Milburn’s favourite metric for assessing the high yield market is the ICE Bank of America Merrill Lynch Global High Yield, that excludes energy and CCC-rated companies, where spreads are currently sitting at around 400bp. Anything above that mark represents good value.

Even during a volatile time for corporates Milburn said he would rather buy a longer-dated high yield bond from a quality company than a similarly priced shorter-dated bond from a mediocre company.
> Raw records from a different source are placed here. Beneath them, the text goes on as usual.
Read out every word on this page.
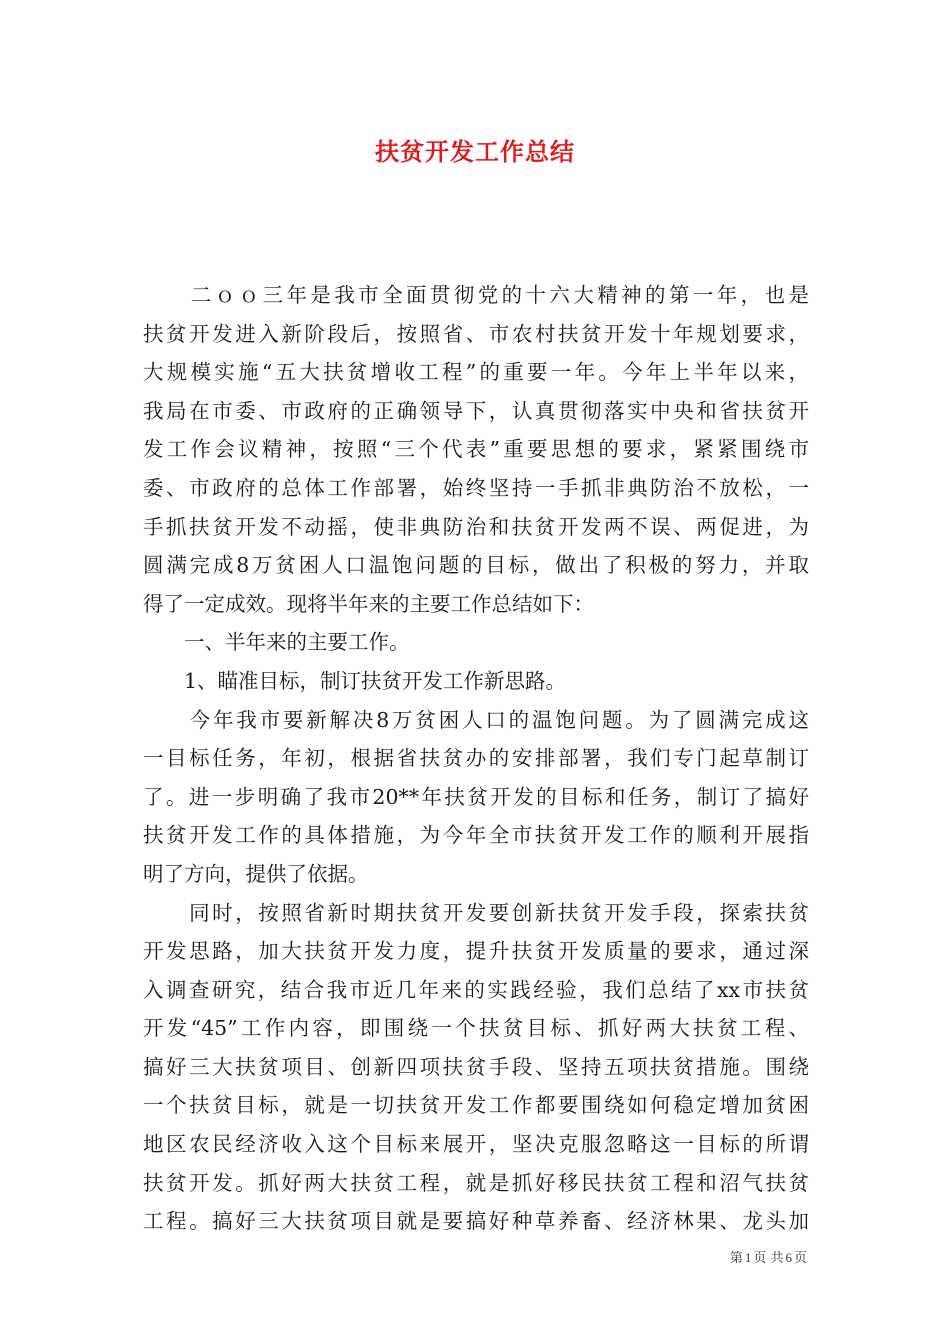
扶贫开发工作总结
　　二ｏｏ三年是我市全面贯彻党的十六大精神的第一年，也是
扶贫开发进入新阶段后，按照省、市农村扶贫开发十年规划要求，
大规模实施“五大扶贫增收工程”的重要一年。今年上半年以来，
我局在市委、市政府的正确领导下，认真贯彻落实中央和省扶贫开
发工作会议精神，按照“三个代表”重要思想的要求，紧紧围绕市
委、市政府的总体工作部署，始终坚持一手抓非典防治不放松，一
手抓扶贫开发不动摇，使非典防治和扶贫开发两不误、两促进，为
圆满完成8万贫困人口温饱问题的目标，做出了积极的努力，并取
得了一定成效。现将半年来的主要工作总结如下：
　　一、半年来的主要工作。
　　1、瞄准目标，制订扶贫开发工作新思路。
　　今年我市要新解决8万贫困人口的温饱问题。为了圆满完成这
一目标任务，年初，根据省扶贫办的安排部署，我们专门起草制订
了。进一步明确了我市20**年扶贫开发的目标和任务，制订了搞好
扶贫开发工作的具体措施，为今年全市扶贫开发工作的顺利开展指
明了方向，提供了依据。
　　同时，按照省新时期扶贫开发要创新扶贫开发手段，探索扶贫
开发思路，加大扶贫开发力度，提升扶贫开发质量的要求，通过深
入调查研究，结合我市近几年来的实践经验，我们总结了xx市扶贫
开发“45”工作内容，即围绕一个扶贫目标、抓好两大扶贫工程、
搞好三大扶贫项目、创新四项扶贫手段、坚持五项扶贫措施。围绕
一个扶贫目标，就是一切扶贫开发工作都要围绕如何稳定增加贫困
地区农民经济收入这个目标来展开，坚决克服忽略这一目标的所谓
扶贫开发。抓好两大扶贫工程，就是抓好移民扶贫工程和沼气扶贫
工程。搞好三大扶贫项目就是要搞好种草养畜、经济林果、龙头加
第 1 页 共 6 页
Over the last year, drawdowns from 1-5 high yield bonds have been in line with the broader market, he notes.

Fed meeting to bring more ‘bond negative’ news for investors

That said duration in the fund is being kept on the low end at 2.5 yearsMilburn has been adding to his Treasury Inflation Protection Securities (TIPS) position, now at 7%, in anticipation of more “bond negative” news from the Federal Reserve’s upcoming meeting in September. 

Milburn thinks there’s a distinct possibility Powell might deliberately try to “run the economy hot” or overshoot its 2% inflation target for a while to make up for lost output. 

This “laissez faire attitude toward inflation” has already been felt in the gold market with prices surging to a record $2,000 an ounce this month.  

“As much as the crisis is clearly disinflationary, the policy reaction to the crisis is inflationary so unsurprisingly, we still don’t think it’s a great environment for bonds,” Milburn said. “We’d still far rather have a bit of extra spread buying corporate bonds, building inflation protection and still avoid government bonds, where possible.”